NASA Astronauts Scott Kelly (left) and Kjell Lindgren will conduct two spacewalks to upgrade and service the International Space Station on Oct. 28 and Nov. 6.
NASA astronauts Scott Kelly and Kjell Lindgren will begin the first of two spacewalks Wednesday morning to service and upgrade the International Space Station. The duo have completed reviewing their procedures, preparing their U.S. spacesuits and organizing their tools inside the U.S. Quest airlock. NASA Television will cover the spacewalk live beginning at 6:30 a.m. EDT.
They will spend six hours and 30 minutes to cover the Alpha Magnetic Spectrometer with a thermal blanket, lubricate the leading edge of the Canadarm2 and route power and data cables for a future docking port. This will be the first spacewalk for both astronauts who will also be assisted from inside the station by Japanese astronaut Kimiya Yui. Monitoring the activities from the ground will be Tracy Caldwell, a veteran of three spacewalks.
Meanwhile, on the Russian side of the orbital laboratory, the trio of veteran cosmonauts stayed focused on their ongoing maintenance and science activities. Sergey Volkov spent time assisting Kelly and Lindgren today then looked at how the immune system is affected by stress in space. One-Year crew member Mikhail Kornienko explored blood circulation adaptation then worked on cargo transfers from the Progress 60 resupply ship. Oleg Kononenko studied material physics as he observed plasma crystals and liquid crystals.
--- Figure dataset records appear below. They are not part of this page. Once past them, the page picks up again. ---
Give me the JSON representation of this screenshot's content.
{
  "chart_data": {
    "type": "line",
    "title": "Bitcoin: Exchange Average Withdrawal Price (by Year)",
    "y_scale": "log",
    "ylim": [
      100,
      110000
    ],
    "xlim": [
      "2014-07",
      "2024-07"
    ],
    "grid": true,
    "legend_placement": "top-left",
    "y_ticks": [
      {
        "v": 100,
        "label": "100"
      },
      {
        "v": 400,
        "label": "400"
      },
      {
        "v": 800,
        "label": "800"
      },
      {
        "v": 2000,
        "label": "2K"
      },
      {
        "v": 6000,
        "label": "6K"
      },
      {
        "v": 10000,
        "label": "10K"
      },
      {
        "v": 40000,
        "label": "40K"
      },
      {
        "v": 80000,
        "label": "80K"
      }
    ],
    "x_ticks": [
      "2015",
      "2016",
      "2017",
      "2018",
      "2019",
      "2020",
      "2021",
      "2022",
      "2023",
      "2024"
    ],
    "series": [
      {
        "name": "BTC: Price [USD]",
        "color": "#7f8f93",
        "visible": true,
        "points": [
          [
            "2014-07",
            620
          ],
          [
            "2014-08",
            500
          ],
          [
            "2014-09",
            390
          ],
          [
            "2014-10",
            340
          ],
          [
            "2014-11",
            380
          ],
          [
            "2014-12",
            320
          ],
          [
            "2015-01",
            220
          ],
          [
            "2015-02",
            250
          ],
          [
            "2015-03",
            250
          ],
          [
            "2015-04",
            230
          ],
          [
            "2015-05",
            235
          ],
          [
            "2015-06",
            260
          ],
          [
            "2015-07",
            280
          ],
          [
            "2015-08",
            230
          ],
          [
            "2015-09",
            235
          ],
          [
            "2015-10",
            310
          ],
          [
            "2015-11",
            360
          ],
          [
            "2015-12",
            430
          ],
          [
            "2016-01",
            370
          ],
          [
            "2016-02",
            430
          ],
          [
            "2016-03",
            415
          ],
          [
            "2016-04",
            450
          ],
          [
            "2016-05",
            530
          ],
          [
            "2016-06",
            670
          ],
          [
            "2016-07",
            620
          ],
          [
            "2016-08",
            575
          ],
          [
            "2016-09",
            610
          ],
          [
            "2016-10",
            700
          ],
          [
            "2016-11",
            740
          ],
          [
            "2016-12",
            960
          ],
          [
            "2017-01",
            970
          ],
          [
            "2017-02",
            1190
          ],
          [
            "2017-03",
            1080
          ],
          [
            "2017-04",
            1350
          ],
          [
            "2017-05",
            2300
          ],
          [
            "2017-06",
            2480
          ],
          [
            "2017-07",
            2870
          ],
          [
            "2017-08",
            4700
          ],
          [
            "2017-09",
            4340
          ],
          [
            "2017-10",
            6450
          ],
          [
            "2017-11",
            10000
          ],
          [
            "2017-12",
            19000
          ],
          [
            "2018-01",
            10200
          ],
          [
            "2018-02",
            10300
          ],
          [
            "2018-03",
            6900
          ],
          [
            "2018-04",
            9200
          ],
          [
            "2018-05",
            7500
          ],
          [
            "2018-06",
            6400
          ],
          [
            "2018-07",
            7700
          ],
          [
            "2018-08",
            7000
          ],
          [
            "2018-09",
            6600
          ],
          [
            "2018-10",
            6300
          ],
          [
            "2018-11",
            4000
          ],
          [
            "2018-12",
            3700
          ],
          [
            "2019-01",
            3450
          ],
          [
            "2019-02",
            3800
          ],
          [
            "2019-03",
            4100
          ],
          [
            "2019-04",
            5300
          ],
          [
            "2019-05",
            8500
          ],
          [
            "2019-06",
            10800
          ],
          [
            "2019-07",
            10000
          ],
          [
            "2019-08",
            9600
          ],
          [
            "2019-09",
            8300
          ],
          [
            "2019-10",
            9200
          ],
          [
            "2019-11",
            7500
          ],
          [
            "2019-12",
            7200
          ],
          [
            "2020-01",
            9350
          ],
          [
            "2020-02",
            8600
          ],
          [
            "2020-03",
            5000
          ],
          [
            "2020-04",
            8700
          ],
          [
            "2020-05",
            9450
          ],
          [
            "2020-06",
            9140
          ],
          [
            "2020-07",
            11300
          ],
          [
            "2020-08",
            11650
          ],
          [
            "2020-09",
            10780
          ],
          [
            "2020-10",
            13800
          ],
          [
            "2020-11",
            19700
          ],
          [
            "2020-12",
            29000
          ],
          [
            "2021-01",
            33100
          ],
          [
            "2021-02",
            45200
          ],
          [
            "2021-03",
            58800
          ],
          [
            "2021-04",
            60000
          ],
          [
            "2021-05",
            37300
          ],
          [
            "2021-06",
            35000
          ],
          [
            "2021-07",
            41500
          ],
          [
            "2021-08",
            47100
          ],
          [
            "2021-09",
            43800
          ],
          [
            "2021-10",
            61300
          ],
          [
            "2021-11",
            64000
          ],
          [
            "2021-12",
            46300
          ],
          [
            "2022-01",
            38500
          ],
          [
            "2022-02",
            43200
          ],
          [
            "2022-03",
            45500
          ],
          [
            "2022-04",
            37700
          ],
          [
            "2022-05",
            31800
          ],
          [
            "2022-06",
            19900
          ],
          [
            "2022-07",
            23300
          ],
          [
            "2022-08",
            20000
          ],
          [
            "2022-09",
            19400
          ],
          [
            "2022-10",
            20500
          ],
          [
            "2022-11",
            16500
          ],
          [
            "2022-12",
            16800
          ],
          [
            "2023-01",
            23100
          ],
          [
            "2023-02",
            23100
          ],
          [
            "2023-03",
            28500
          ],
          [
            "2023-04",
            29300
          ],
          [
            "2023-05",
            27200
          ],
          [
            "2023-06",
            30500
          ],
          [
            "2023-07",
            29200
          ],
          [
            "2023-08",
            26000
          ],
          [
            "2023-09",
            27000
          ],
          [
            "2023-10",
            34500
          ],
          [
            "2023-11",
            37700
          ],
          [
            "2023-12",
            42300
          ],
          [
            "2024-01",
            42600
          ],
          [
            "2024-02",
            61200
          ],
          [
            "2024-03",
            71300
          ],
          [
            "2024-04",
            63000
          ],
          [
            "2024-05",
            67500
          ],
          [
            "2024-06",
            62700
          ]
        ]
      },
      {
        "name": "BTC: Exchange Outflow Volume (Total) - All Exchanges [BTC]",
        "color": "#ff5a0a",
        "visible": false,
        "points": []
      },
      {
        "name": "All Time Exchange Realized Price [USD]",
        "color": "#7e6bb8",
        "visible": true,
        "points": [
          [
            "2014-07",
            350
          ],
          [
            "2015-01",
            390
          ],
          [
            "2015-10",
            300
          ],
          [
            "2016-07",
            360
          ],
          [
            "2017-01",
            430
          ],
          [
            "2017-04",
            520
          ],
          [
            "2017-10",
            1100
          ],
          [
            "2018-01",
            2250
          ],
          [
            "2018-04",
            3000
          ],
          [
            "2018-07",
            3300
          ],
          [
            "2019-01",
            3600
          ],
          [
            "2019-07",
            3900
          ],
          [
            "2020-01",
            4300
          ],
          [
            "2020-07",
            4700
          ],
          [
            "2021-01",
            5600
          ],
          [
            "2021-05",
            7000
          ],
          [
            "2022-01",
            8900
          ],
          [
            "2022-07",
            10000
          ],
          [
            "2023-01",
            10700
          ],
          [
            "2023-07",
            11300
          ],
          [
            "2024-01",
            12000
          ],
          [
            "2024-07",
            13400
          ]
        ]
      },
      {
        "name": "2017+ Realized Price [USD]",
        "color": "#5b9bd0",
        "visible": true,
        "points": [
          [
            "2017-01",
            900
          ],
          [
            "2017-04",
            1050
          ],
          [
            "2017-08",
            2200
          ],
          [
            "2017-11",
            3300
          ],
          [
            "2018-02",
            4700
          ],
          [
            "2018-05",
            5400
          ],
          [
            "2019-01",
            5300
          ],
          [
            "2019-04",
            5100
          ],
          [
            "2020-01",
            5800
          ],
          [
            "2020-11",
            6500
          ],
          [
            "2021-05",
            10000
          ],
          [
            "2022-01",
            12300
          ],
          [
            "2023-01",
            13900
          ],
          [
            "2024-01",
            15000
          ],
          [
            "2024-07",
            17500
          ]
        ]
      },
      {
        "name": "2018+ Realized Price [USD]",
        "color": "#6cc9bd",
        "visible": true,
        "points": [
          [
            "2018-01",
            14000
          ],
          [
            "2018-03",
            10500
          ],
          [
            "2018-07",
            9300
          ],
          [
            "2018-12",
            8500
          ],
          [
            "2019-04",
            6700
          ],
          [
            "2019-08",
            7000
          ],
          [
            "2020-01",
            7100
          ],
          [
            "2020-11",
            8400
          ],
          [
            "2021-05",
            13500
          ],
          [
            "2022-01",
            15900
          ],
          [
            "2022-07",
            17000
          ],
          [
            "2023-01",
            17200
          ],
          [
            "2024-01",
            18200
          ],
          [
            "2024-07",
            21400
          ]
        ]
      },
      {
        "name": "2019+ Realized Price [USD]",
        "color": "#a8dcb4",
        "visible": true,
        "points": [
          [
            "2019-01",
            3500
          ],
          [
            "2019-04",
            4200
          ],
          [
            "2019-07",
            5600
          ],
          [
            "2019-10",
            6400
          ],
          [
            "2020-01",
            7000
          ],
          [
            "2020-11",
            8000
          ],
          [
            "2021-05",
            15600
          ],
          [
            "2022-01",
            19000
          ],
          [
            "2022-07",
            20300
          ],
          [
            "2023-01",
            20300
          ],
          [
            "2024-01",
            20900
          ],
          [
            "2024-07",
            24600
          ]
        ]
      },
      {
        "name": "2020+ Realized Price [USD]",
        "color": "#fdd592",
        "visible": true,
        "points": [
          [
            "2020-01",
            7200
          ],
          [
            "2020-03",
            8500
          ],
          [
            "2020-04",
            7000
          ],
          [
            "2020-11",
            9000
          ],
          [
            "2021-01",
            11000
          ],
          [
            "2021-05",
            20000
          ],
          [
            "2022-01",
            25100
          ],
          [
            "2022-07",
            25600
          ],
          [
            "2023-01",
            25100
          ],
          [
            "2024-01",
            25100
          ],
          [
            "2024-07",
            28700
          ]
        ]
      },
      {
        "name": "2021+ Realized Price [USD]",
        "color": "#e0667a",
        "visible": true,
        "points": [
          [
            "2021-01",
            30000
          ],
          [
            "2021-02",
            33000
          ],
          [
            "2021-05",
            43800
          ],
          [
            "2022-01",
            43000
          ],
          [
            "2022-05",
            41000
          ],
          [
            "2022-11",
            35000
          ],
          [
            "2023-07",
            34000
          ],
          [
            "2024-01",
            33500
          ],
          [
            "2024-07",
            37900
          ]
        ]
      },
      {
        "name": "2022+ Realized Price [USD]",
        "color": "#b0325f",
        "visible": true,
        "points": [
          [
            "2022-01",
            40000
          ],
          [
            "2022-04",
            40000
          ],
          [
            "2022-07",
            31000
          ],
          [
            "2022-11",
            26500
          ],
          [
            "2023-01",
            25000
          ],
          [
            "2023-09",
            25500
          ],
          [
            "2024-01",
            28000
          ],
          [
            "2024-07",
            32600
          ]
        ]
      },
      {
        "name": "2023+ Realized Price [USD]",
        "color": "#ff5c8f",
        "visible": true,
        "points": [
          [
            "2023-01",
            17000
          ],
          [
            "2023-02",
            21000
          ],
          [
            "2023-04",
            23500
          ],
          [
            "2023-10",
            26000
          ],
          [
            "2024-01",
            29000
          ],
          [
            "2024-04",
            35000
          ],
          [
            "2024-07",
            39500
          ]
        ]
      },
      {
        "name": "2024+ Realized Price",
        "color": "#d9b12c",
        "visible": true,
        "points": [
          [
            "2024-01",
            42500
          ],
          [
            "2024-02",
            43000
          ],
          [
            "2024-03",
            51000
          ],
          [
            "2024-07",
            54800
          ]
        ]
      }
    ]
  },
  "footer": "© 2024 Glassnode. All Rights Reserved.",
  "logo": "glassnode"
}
Scott Kelly Prepares For a Spacewalk
Expedition 45 Commander Scott Kelly tries on his spacesuit inside the U.S. Quest airlock of the International Space Station. Kelly and Flight Engineer Kjell Lindgren will venture outside the station for a pair of spacewalks, the first of their careers, on Wednesday, Oct. 28 and Friday, Nov. 6.
The Oct. 28 spacewalk is set to last six hours and 30 minutes after Kelly and Lindgren set their spacesuits to battery power. It will be the 32nd U.S. spacewalk, and will focus on station upgrades and maintenance tasks, including installing a thermal cover on the Alpha Magnetic Spectrometer, which is a state-of-the-art particle physics detector that has been attached to the station since 2011. NASA TV coverage will begin at 6:30 a.m. EDT.